Temidden van alle wisselende denkbeelden en praktijken blijven we graag luisteren naar dit gedeelte: “Voorts een ieder, van wat kwaliteit, conditie of staat hij zij, is schuldig zich aan de Overheden te onderwerpen, schattingen te betalen, hun eer en eerbied toe te dragen, en hun gehoorzaam te zijn in alle dingen die niet strijden tegen Gods Woord; voor hen biddende in hun gebeden, opdat hen de Heere stieren wil in al hun wegen en “dat wij een gerust en stil van leiden in alle Godzaligheid en eerbaarheid”, 1 Tim. 2:2.

Vérstrekkend

Het gaat in deze passage om de gehoorzaamheid aan de Overheden, die in meer dan één opzicht vérstrekkend te noemen is.

Allereerst geldt de eis daartoe alle onderdanen zonder onderscheid. Misschien hebt u uzelf afgevraagd waarom artikel 36 dit zo uitvoerig zegt: “..een ieder, van wat kwaliteit, conditie of staat hij zij...”. Dat is een goede zaak, die telkens weer benadrukt moet worden in wisselende omstandigheden. In de tijd van het ontstaan was er het gevaar, dat de paus, de bisschop en andere Roomse geestelijken dachten: “wij zijn van die roeping ontslagen”. Alsof zij vanwege hun bijzondere staat boven de Overheden stonden. Zwingli, de bekende Hervormer van Zurich schreef eens: “Om kort te gaan alle papen en pijen zijn naar Goddelijk recht gehoorzaamheid schuldig aan de wereldlijke Overheid”.

’t Is echter alle eeuwen door zo geweest dat bepaalde figuren door hun rijkdom of belang meenden: “wij behoeven de Overheid niet zo te erkennen”. Ze zochten belastingvoordelen en verkregen die. Daarom blijft het van belang dat onze belijdenis hier zo spreekt. Het is trouwens een vertolking van wat Romeinen 13 zegt: “Alle ziel zij de machten over haar gesteld onderworpen”.

In de tweede plaats geldt die verplichting als vérstrekkend ten aanzien van de hoedanigheid van de Overheid, die gehoorzaamd moet worden. De onvol-komenheid, waarmee de Overheden hun ambt uitoefenen, heft de roeping tot gehoorzaamheid niet op. Dan gaat het er niet alleen om dat ook de rechtvaardige en godvruchtige overheden in zichzelf zwakke en zondige mensen blijven, die in veel struikelen.

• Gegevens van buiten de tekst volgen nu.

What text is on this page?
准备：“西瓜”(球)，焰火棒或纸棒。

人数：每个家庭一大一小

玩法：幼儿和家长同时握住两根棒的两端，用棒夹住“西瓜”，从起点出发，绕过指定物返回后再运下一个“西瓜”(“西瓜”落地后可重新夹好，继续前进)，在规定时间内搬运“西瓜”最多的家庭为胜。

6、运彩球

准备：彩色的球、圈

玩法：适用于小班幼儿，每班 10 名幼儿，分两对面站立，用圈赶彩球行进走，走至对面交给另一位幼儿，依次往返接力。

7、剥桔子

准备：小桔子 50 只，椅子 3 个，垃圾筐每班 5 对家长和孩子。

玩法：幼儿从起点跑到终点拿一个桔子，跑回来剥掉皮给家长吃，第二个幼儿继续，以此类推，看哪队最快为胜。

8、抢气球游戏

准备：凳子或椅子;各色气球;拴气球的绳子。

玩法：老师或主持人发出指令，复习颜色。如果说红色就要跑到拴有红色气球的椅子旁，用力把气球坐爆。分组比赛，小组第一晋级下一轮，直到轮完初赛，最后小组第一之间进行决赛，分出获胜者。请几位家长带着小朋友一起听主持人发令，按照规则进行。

Hier moeten we ook denken aan onwaardige en slechte overheden. Wat waren er juist in de tijd, dat onze belijdenis opgesteld werd veel overheden, die hun taak verwaarloosden, een liederlijk leven hadden enz.! Calvijn echter werd niet moe om te verklaren, dat deze gehoorzaamheid aan alle overheden verschuldigd is... “opdat wij zouden leren niet de mensen zelf te onderzoeken, maar het voldoende zouden achten, dat ze door de wil des Heeren zulk een positie bekleden welke Hij Zelf een onschendbare majesteit heeft ingedrukt en ingegraveerd”.

We tekenen hierbij aan: de verschuldigde eerbied betekent niet dat in alles gehoorzaamd moet worden. Er is een grens, zoals hier aangegeven: “in alle dingen, die niet strijden tegen Gods Woord”. Ik hoop er in een afzonderlijk artikel op terug te komen, maar merk graag op: er kan een roeping zijn om niet te gehoorzamen in een bepaald ding, maar dit neemt toch het - eer -aandoen niet weg!

Ook moet het buiten kijf blijven, dat de slechte overheden van hun beleid verantwoording moeten doen tegenover God. Het mag echter geen reden zijn om het gezag te verachten en niet te gehoorzamen. Dat is hier de duidelijke lijn. Zo is het ook in de tijd der reformatie verstaan en verdedigd. Dit betekent niet dat er binnen een bepaalde vorm van regeren geen mogelijkheden zouden kunnen én mogen zijn om slechte overheden te bedwingen. Het gaat hier over de roeping van de onderdanen als zodanig. Ook daar hoop ik nog op terug te komen.

Belasting betalen...

Het zal niet zonder reden zijn, dat hier één concreet voorbeeld genoemd wordt in de gehoorzaamheid van de onderdanen: schattingen, belastingen betalen! Er zouden immers heel wat elementen in dit opzicht te noemen zijn, waarin de onderwerping daadwerkelijk geëist wordt. Is niet juist het voldoen van de belasting één van de meest moeilijke? Onze belijdenis weet wel hoe het met de mens, ook de gelovige, gesteld is. Belasting-ontduiking is heus geen zaak van deze tijd alleen en houdt helaas niet op voor de deuren van de kerk. Paulus noemt het ook in Romeinen 13. Hij onderstreept de roeping tot de gehoorzaamheid op een aparte manier. Het moet daarbij niet alleen te doen zijn om de vrees voor straf. Het gaat om de innerlijke aanvaarding van het Overheids-gezag, het innerlijk respect. “Daarom is het nodig onderworpen te zijn, niet alleen om de straf, maar ook om des gewetens wil. Want daarom betaalt gij ook schattingen; want zij zijn dienaars van God in ditzelve gedurig bezig. Zo geeft dan een iegelijk wat gij schuldig zijt: schatting, die gij schatting, tol, die gij tol, vreze, die gij vreze, eer, die gij eer schuldig zijt”. (Romeinen 13:5-7).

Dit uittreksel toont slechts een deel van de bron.